Granted, neither TV’s nor peaches put in an appearance in Walden, and Jesus merits just a single passing reference; but we do get the railroad, the paper (in “Where I Lived” paragraphs 18 and 19), beans, and something like a personal search for God (“God himself culminates in the present moment …”).

More broadly, we get the idea that the good life is to be found in giving up “worldly things” (material wealth, fashion, gossip) in favor of a simple existence in harmony with Nature.

All of this is to say that one way to read Walden is as a member of the general literary category known as pastoral. Whether we call pastoral a “type,” “genre,” “convention,” or “mode” the point is that to invoke this term in an effort to understand Walden is to identify Thoreau’s work as a particular kind of thing; that is, to give it a certain identity.

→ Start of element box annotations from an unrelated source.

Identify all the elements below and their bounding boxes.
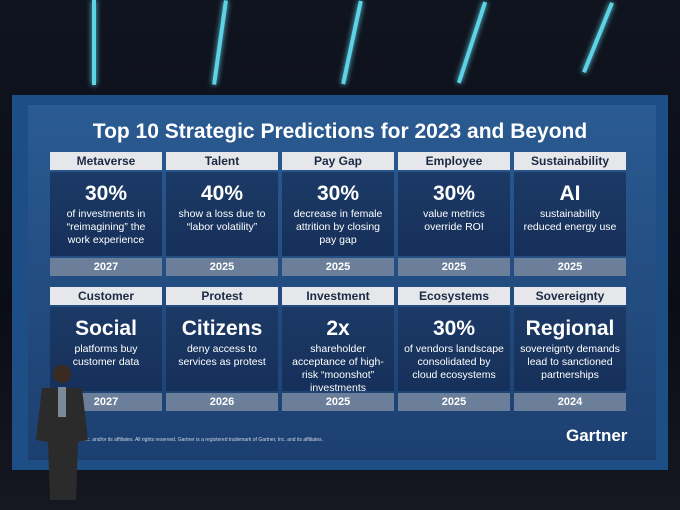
speaker <box>36 365 88 500</box>
stage-light <box>341 0 363 85</box>
card-header: Investment <box>282 287 394 305</box>
card-headline: 2x <box>326 317 350 340</box>
card-header: Ecosystems <box>398 287 510 305</box>
card-year: 2025 <box>282 393 394 411</box>
card-text: shareholder acceptance of high-risk “moo… <box>292 343 384 394</box>
card-body: 30% value metrics override ROI <box>398 172 510 256</box>
stage-light <box>456 1 488 84</box>
card-header: Metaverse <box>50 152 162 170</box>
card-text: value metrics override ROI <box>423 208 485 233</box>
card-year: 2025 <box>282 258 394 276</box>
card-header: Employee <box>398 152 510 170</box>
card-headline: AI <box>559 182 581 205</box>
card-year: 2024 <box>514 393 626 411</box>
card-text: platforms buy customer data <box>72 343 140 368</box>
card-headline: 30% <box>316 182 360 205</box>
card-text: of vendors landscape consolidated by clo… <box>404 343 504 381</box>
logo: Gartner <box>566 426 628 445</box>
card-header: Talent <box>166 152 278 170</box>
card-text: sovereignty demands lead to sanctioned p… <box>520 343 620 381</box>
card-headline: 30% <box>432 317 476 340</box>
card-year: 2025 <box>514 258 626 276</box>
card-header: Sovereignty <box>514 287 626 305</box>
card-text: sustainability reduced energy use <box>523 208 617 233</box>
stage-light <box>582 1 614 74</box>
card-headline: 30% <box>432 182 476 205</box>
card-text: decrease in female attrition by closing … <box>293 208 383 246</box>
card-headline: 40% <box>200 182 244 205</box>
card-header: Pay Gap <box>282 152 394 170</box>
card-text: of investments in “reimagining” the work… <box>66 208 146 246</box>
card-body: 30% of investments in “reimagining” the w… <box>50 172 162 256</box>
card-body: 30% of vendors landscape consolidated by … <box>398 307 510 391</box>
copyright: rtner, Inc. and/or its affiliates. All r… <box>70 437 323 443</box>
card-body: Citizens deny access to services as prote… <box>166 307 278 391</box>
card-year: 2027 <box>50 258 162 276</box>
card-body: Regional sovereignty demands lead to sanc… <box>514 307 626 391</box>
card-year: 2025 <box>166 258 278 276</box>
card-body: AI sustainability reduced energy use <box>514 172 626 256</box>
card-headline: 30% <box>84 182 128 205</box>
card-headline: Social <box>75 317 137 340</box>
card-body: 40% show a loss due to “labor volatility” <box>166 172 278 256</box>
card-header: Sustainability <box>514 152 626 170</box>
card-headline: Citizens <box>181 317 263 340</box>
card-year: 2025 <box>398 258 510 276</box>
card-text: deny access to services as protest <box>178 343 266 368</box>
card-year: 2025 <box>398 393 510 411</box>
card-header: Customer <box>50 287 162 305</box>
card-body: 30% decrease in female attrition by closi… <box>282 172 394 256</box>
stage-light <box>212 0 228 85</box>
stage-light <box>92 0 96 85</box>
card-text: show a loss due to “labor volatility” <box>178 208 266 233</box>
card-body: 2x shareholder acceptance of high-risk “m… <box>282 307 394 394</box>
card-header: Protest <box>166 287 278 305</box>
slide-title: Top 10 Strategic Predictions for 2023 an… <box>92 120 588 143</box>
card-year: 2026 <box>166 393 278 411</box>
card-headline: Regional <box>525 317 615 340</box>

But texts don’t have singular identities any more than people do. In our discussion of Walden, we’ve already seen that we can also identify it, in whole or in part, as a particular instance of several other types: social criticism (a category that arguably includes the words of Hebrew prophets like Amos as well as those of ancient figures like Socrates and Diogenes); the sermon; the useful lecture; the travel narrative; and, of course, autobiography. We could undoubtedly expand this list.

If texts can be identified in so many different ways, one might be forgiven for wondering if there’s any point in trying to pin them down with an identity at all. Aren’t we just forcing the amorphous stuff of human creativity into silly boxes?

Yet we can’t avoid the move to identify, for at least two reasons. First, in trying to understand a text, the first question we’re bound to ask ourselves is “What kind of thing is this?” The second is that writers themselves, like all creators, always begin from what has been created before them. They learn to write books by reading books. In building on the creative work of the past, they inevitably carry forward one or more traditions, whether they see themselves as doing so (and they frequently do) or not.

Identifying a work as this or that kind of work only gets us into trouble when we assume that the work has only one identity, and when we fail to recognize that identifying it as an instance of this reveals some of its characteristics (while obscuring others), and identifying it as an instance of that both reveals and obscures others. We only begin to get a full picture when we can see it as simultaneously this, that, and perhaps some number of other things as well.